UK plug-in car grant extended for existing orders
The Plug-in Car Grant (PiCG) was axed back in June 2022, but will now apply to existing orders processed before 31 March 2023
The UK government has temporarily reintroduced the Plug-in Car Grant (PiCG) due to the continuing delays in manufacturing supply chains, including the conflict in Ukraine and the global semiconductor shortage.
The grant will be applied to all existing electric car orders placed between June 2022, when the grant was discontinued, and 31 March 2023, with the same terms as before: £1,500 off the list-price of any electric car costing £32,000 or less. This means only the cheapest electric cars on sale will be eligible for the grant.
A Department of Transportation (DfT) spokesperson confirmed the 18-month extension of the grant to DrivingElectric, adding: “we will continue to work with industry and monitor issues impacting the supply chain issues.”
Importantly, the grant does not apply to new orders, only to those that have been placed but not fulfilled, due to ongoing delays. The DfT said: "To emphasise, this extension does not relate to the consumer window for applying, but for the window industry has for fulfilling orders made through the scheme."

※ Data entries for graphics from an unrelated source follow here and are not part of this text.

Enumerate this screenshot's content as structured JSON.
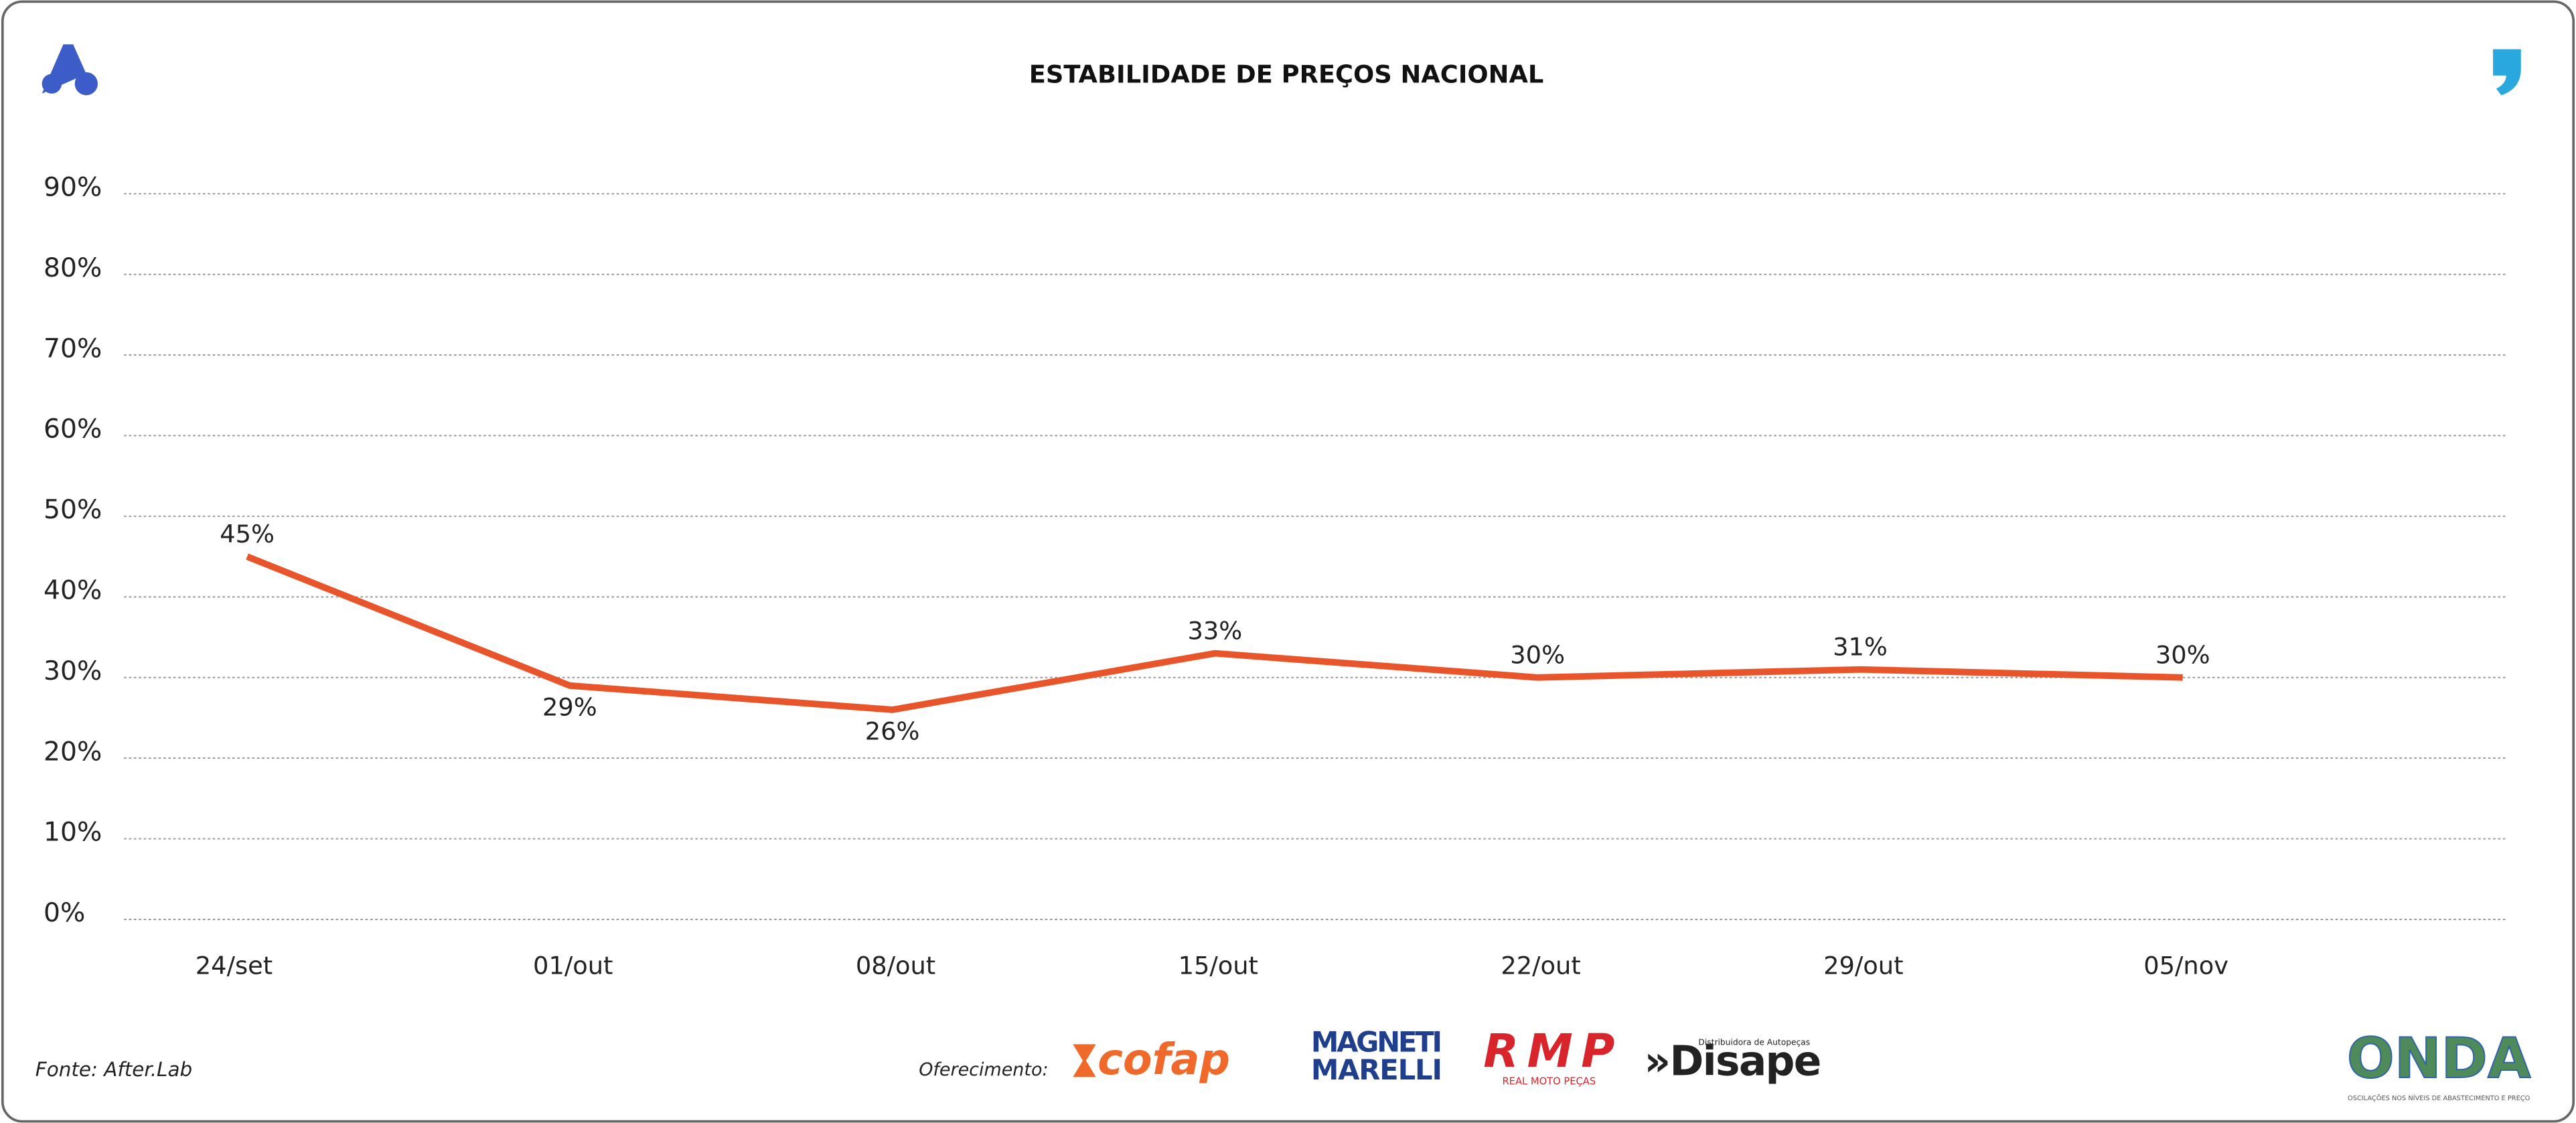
{
  "chart_data": {
    "type": "line",
    "title": "ESTABILIDADE DE PREÇOS NACIONAL",
    "categories": [
      "24/set",
      "01/out",
      "08/out",
      "15/out",
      "22/out",
      "29/out",
      "05/nov"
    ],
    "values": [
      45,
      29,
      26,
      33,
      30,
      31,
      30
    ],
    "value_labels": [
      "45%",
      "29%",
      "26%",
      "33%",
      "30%",
      "31%",
      "30%"
    ],
    "color": "#e8552b",
    "ylim": [
      0,
      90
    ],
    "yticks": [
      {
        "value": 0,
        "label": "0%"
      },
      {
        "value": 10,
        "label": "10%"
      },
      {
        "value": 20,
        "label": "20%"
      },
      {
        "value": 30,
        "label": "30%"
      },
      {
        "value": 40,
        "label": "40%"
      },
      {
        "value": 50,
        "label": "50%"
      },
      {
        "value": 60,
        "label": "60%"
      },
      {
        "value": 70,
        "label": "70%"
      },
      {
        "value": 80,
        "label": "80%"
      },
      {
        "value": 90,
        "label": "90%"
      }
    ],
    "grid": true
  },
  "footer": {
    "source": "Fonte: After.Lab",
    "sponsor_label": "Oferecimento:",
    "sponsors": [
      "cofap",
      "MAGNETI",
      "MARELLI",
      "RMP",
      "REAL MOTO PEÇAS",
      "Distribuidora de Autopeças",
      "»Disape"
    ],
    "brand": "ONDA",
    "brand_tagline": "OSCILAÇÕES NOS NÍVEIS DE ABASTECIMENTO E PREÇO"
  }
}
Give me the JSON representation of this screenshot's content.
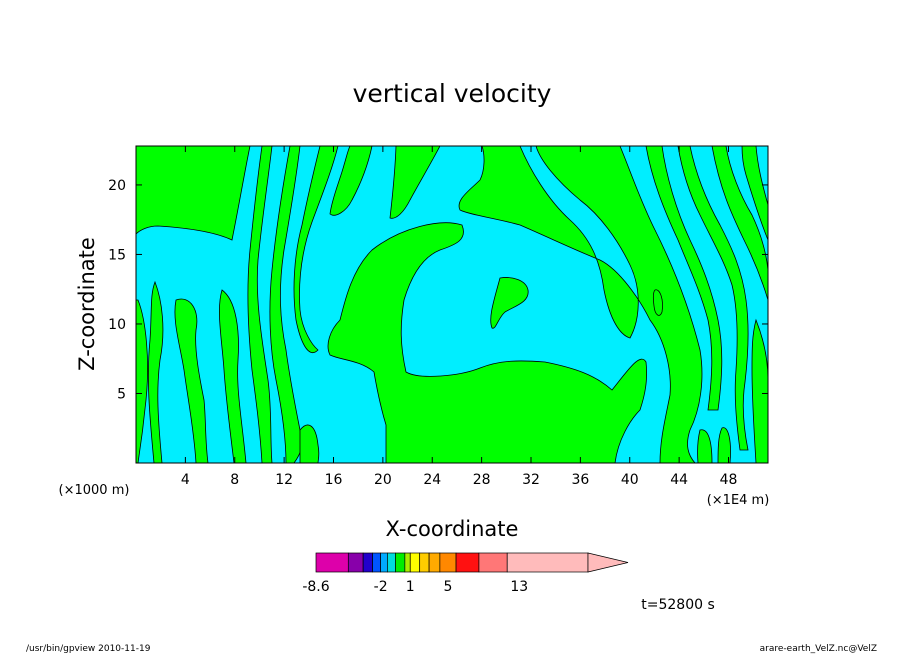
{
  "chart_data": {
    "type": "heatmap",
    "title": "vertical velocity",
    "xlabel": "X-coordinate",
    "ylabel": "Z-coordinate",
    "x_unit_left": "(×1000 m)",
    "x_unit_right": "(×1E4 m)",
    "x_ticks": [
      "4",
      "8",
      "12",
      "16",
      "20",
      "24",
      "28",
      "32",
      "36",
      "40",
      "44",
      "48"
    ],
    "x_tick_values": [
      4,
      8,
      12,
      16,
      20,
      24,
      28,
      32,
      36,
      40,
      44,
      48
    ],
    "y_ticks": [
      "5",
      "10",
      "15",
      "20"
    ],
    "y_tick_values": [
      5,
      10,
      15,
      20
    ],
    "xlim": [
      0,
      51.2
    ],
    "ylim": [
      0,
      22.8
    ],
    "field_colors": {
      "positive": "#00ff00",
      "negative": "#00eeff",
      "contour": "#000000"
    },
    "colorbar": {
      "labels": [
        {
          "text": "-8.6",
          "pos": 0
        },
        {
          "text": "-2",
          "pos": 0.2376
        },
        {
          "text": "1",
          "pos": 0.3465
        },
        {
          "text": "5",
          "pos": 0.4851
        },
        {
          "text": "13",
          "pos": 0.7475
        }
      ],
      "colors": [
        "#dd00aa",
        "#8800aa",
        "#2200cc",
        "#0055ff",
        "#00aaff",
        "#00dddd",
        "#00ee00",
        "#aaee00",
        "#ffff00",
        "#ffcc00",
        "#ffaa00",
        "#ff8800",
        "#ff1111",
        "#ff7777",
        "#ffbbbb"
      ],
      "bounds": [
        0,
        0.1188,
        0.1733,
        0.2079,
        0.2376,
        0.2624,
        0.2921,
        0.3267,
        0.3465,
        0.3812,
        0.4158,
        0.4554,
        0.5149,
        0.599,
        0.703,
        1.0
      ]
    },
    "time_label": "t=52800  s",
    "footer_left": "/usr/bin/gpview   2010-11-19",
    "footer_right": "arare-earth_VelZ.nc@VelZ"
  }
}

Before it was stopped, the PiCG supported the purchase of roughly 500,000 new electric cars in the UK. Having paid out a total of £1.4 billion in plug-in grants between 2011 and mid-2022, at the time it was withdrawn the government said it was refocusing funding towards the installation of more charging points across the UK and boosting sales of other types of electrified vehicles, such as vans, trucks, taxis, motorcycles and wheelchair accessible vehicles.
Defending its decision to end the grant, the government said that: “successive reductions in the size of the grant and the number of models it covers have had little effect on rapidly accelerating sales or on the continuously growing range of models being manufactured.”
Mike Hawes, chief executive of industry body the Society of Motor Manufacturers and Traders (SMMT), was critical of the decision: “The decision to scrap the grant sends the wrong message to motorists and to an industry which remains committed to the government’s Net Zero ambition.”
“While we welcome the continued support for new electric van, taxi and adapted-vehicle buyers, we are now the only major European market to have zero up-front purchase incentives for EV buyers, yet the most ambitious plans for uptake. With the sector not yet in recovery and all manufacturers about to be mandated to sell significantly more EVs than current demand indicates, this decision comes at the worst possible time.”
Other UK government incentives for potential electric-car buyers, such as the 2% Benefit-in-Kind (BiK) company-car tax and zero road tax for all EVs, remain in place.